From a human perspective it also brings to light the pain of a loss. The death of Johnnys around the world would never be forgotten even as a woman’s tender care would not seize towards the child she bears.

This is definitely one of my favourite songs!

Memoir: Walkman and Cassette Players…

Prophecy, Don Carlos


Don Carlos and Gold took the 80s by surprise. Among their many hits, Prophecy is one of my favourites.

Blaring from record stores, radio stations, barbing salons, public transport, electrical shops, drinking spots, homes, Universities halls of resident, Clubs, parties…, everyone had to hear them.

I first heard Prophecy on my late older brother’s Sony Walkman, on lovely sunny afternoon — it was electric!
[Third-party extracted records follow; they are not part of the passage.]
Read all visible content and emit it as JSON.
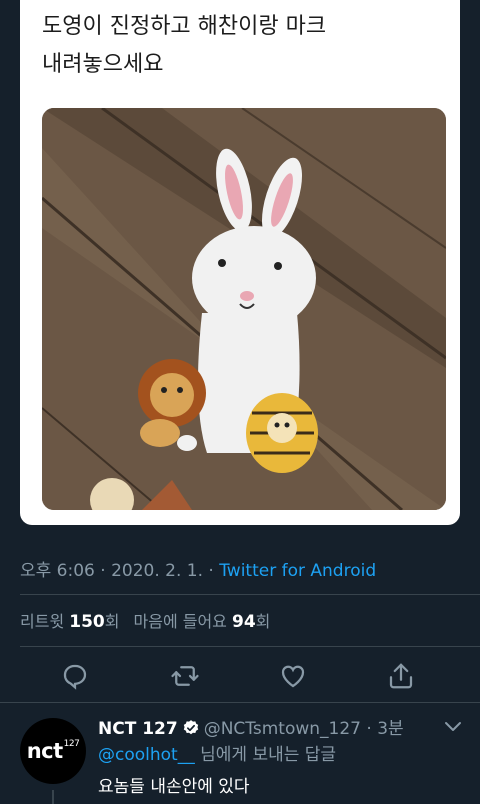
{
  "quoted_tweet": {
    "line1": "도영이 진정하고 해찬이랑 마크",
    "line2": "내려놓으세요",
    "image": "photo: embroidered white rabbit patch holding a lion patch and a tiger patch on a wooden surface"
  },
  "meta": {
    "time": "오후 6:06",
    "sep": " · ",
    "date": "2020. 2. 1.",
    "source": "Twitter for Android"
  },
  "stats": {
    "retweets_label": "리트윗",
    "retweets_count": "150",
    "retweets_unit": "회",
    "likes_label": "마음에 들어요",
    "likes_count": "94",
    "likes_unit": "회"
  },
  "actions": {
    "icons": [
      "reply-icon",
      "retweet-icon",
      "like-icon",
      "share-icon"
    ]
  },
  "reply": {
    "avatar_text": "nct",
    "avatar_sup": "127",
    "name": "NCT 127",
    "handle_time": "@NCTsmtown_127 · 3분",
    "mention": "@coolhot__",
    "to_suffix": " 님에게 보내는 답글",
    "body": "요놈들 내손안에 있다"
  },
  "colors": {
    "background": "#15202b",
    "accent": "#1da1f2",
    "secondary_text": "#8899a6",
    "divider": "#38444d"
  }
}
And my most memorable experience of the song was when he accompanied me to see a girlfriend of mine.

During a lively chat about music, he suggested we listen to his copy on their sound system. My friend’s brother who was then a fresher at University studying medicine, also caught the bug! He was competely entranced by the song, and my cred went sky rocket in their home.

The track opens up with a beautiful drum roll and an incredible wail. A wail symbolising resurrection from the pains and chains of oppression. The song highlights slavery, colonisation, discrimination, brutality, inequality, injustice, segregation and the position of the “Almighty” as the ultimate judge of all humanity.

Today we still face similar challenges. We are faced with greed, poverty, unfair trade, hunger, brain drain, slavery, corruption, social inequality and immobility…

The composition is an epic work of art, and the lyrics sublime. I could listen to this track all day and never loose flavour for it.

Definitely one of my all time favourites!